Exhibit 99.1
GIBSON, DUNN & CRUTCHER LLP
200 Park Avenue
New York, NY 10166-0193
(212) 351-4000
Matthew J. Williams
Joshua Weisser
Attorneys for the Motors Liquidation Company GUC Trust
UNITED STATES BANKRUPTCY COURT
SOUTHERN DISTRICT OF NEW YORK
| | | | | | | | |
------------------------------------------------------------------------------- | | x | | | | | | |
| | : | | | | | | |
In re | | : | | | | Chapter 11 Case No. |
| | : | | | | | | |
MOTORS LIQUIDATION COMPANY,et al., | | : | | | | 09-50026 (REG) |
f/k/a General Motors Corp.,et al. | | : | | | | | | |
| | : | | | | (Jointly Administered) |
Debtors. | | : | | | | | | |
-------------------------------------------------------------------------------- | | x | | | | | | |
SUPPLEMENT TO MOTORS LIQUIDATION COMPANY GUC
TRUST QUARTERLY GUC TRUST REPORTS AS OF JUNE 30, 2011
The Motors Liquidation Company GUC Trust (the “GUC Trust”), by its undersigned counsel, pursuant to Section 6.2 of the Motors Liquidation Company GUC Trust Agreement dated March 30, 2011 and between the parties thereto (the “GUC Trust Agreement”) and in accordance with Paragraph 31 of the order of this Court dated March 31, 2011 confirming the Debtors’ Second Amended Joint Chapter 11 Plan of liquidation dated March 18, 2011 of Motors Liquidation Company and its affiliated post-effective date debtors (the “Confirmation Order”), hereby files the supplement to the Motors Liquidation GUC Trust Quarterly GUC Trust Reports as of June 30, 2011 (the “Supplement”) annexed hereto asExhibit A.
The Supplement is not intended to constitute, and should not be construed as, investment advice. The Supplement has been provided to comply with the GUC Trust Agreement and the Confirmation Order and for informational purposes only and may not be relied upon to evaluate the merits of investing in any securities or interests referred to herein.
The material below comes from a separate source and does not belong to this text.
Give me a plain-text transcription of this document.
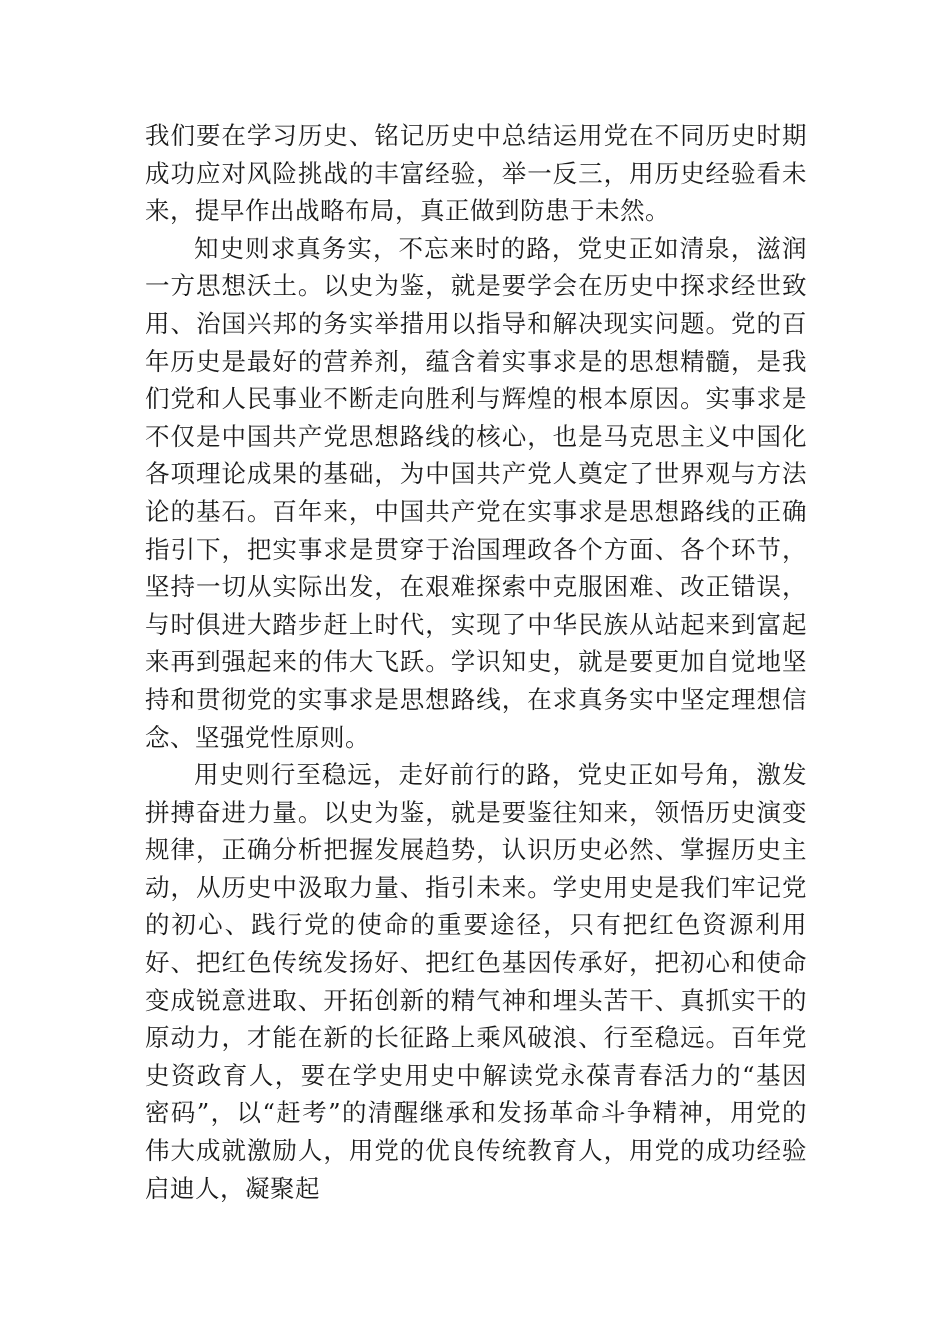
我们要在学习历史、铭记历史中总结运用党在不同历史时期成功应对风险挑战的丰富经验，举一反三，用历史经验看未来，提早作出战略布局，真正做到防患于未然。

知史则求真务实，不忘来时的路，党史正如清泉，滋润一方思想沃土。以史为鉴，就是要学会在历史中探求经世致用、治国兴邦的务实举措用以指导和解决现实问题。党的百年历史是最好的营养剂，蕴含着实事求是的思想精髓，是我们党和人民事业不断走向胜利与辉煌的根本原因。实事求是不仅是中国共产党思想路线的核心，也是马克思主义中国化各项理论成果的基础，为中国共产党人奠定了世界观与方法论的基石。百年来，中国共产党在实事求是思想路线的正确指引下，把实事求是贯穿于治国理政各个方面、各个环节，坚持一切从实际出发，在艰难探索中克服困难、改正错误，与时俱进大踏步赶上时代，实现了中华民族从站起来到富起来再到强起来的伟大飞跃。学识知史，就是要更加自觉地坚持和贯彻党的实事求是思想路线，在求真务实中坚定理想信念、坚强党性原则。

用史则行至稳远，走好前行的路，党史正如号角，激发拼搏奋进力量。以史为鉴，就是要鉴往知来，领悟历史演变规律，正确分析把握发展趋势，认识历史必然、掌握历史主动，从历史中汲取力量、指引未来。学史用史是我们牢记党的初心、践行党的使命的重要途径，只有把红色资源利用好、把红色传统发扬好、把红色基因传承好，把初心和使命变成锐意进取、开拓创新的精气神和埋头苦干、真抓实干的原动力，才能在新的长征路上乘风破浪、行至稳远。百年党史资政育人，要在学史用史中解读党永葆青春活力的“基因密码”，以“赶考”的清醒继承和发扬革命斗争精神，用党的伟大成就激励人，用党的优良传统教育人，用党的成功经验启迪人，凝聚起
The GUC Trust has no officers, directors or employees. The GUC Trust and Wilmington Trust Company, solely it its capacity as trustee and trust administrator (the “GUC Trust Administrator”), rely solely on receiving accurate information, reports and other representations from GUC Trust professionals and other service providers to the GUC Trust. In submitting the Supplement and executing any related documentation on behalf of the GUC Trust, the GUC Trust Administrator has relied upon the accuracy of such reports, information and representations.
Dated: New York, New York
September 14, 2011
| | |
GIBSON, DUNN & CRUTCHER LLP |
| |
By: | | /s/ Matthew J. Williams |
|
Matthew J. Williams |
Joshua Weisser |
200 Park Avenue |
New York, NY 10166-0193 |
(212) 351-4000 |
|
Attorneys for the Motors Liquidation Company GUC Trust |
EXHIBIT A
“GUC Trust Distributable Assets” of Note 1(“Purpose of Trust and Plan of Liquidation”) to the financial statements for the quarter ended June 30, 2011 shall be supplemented by restating it in its entirety as follows:
“Pursuant to the terms of the Plan, the Bankruptcy Court authorized the distribution of 150 million shares of New GM Common Stock issued by New GM, warrants to acquire 136,363,635 newly issued shares of New GM Stock with an exercise price set at $10.00 per share (“New GM Series A Warrants”), and warrants to acquire 136,363,635 newly issued shares of New GM Stock with an exercise price set at $18.33 per share (“New GM Series B Warrants”). In addition, the agreement governing the sale of substantially all of the assets of the Debtors and related sale documentation together provide that in the event that the Bankruptcy Court enters an order that includes a finding that the estimated aggregate Allowed General Unsecured Claims against the Debtors exceed $35 billion, New GM will be required to issue additional shares of New GM Common Stock for the benefit of the GUC Trust’s beneficiaries (the “Additional Shares”). The number of Additional Shares to be issued will be equal to the number of such shares, rounded up to the next whole share, calculated by multiplying (i) 30 million shares (adjusted to take into account any stock dividend, stock split, combination of shares, recapitalization, merger, consolidation, reorganization or similar transaction with respect to such New GM Common Stock from and after the closing of such sale and before issuance of the Additional Shares) and (ii) a fraction, (A) the numerator of which is the amount by which Allowed General Unsecured Claims exceed $35 billion (such excess amount being capped at $7 billion) and (B) the denominator of which is $7 billion. No Additional Shares have been issued as of September 14, 2011.”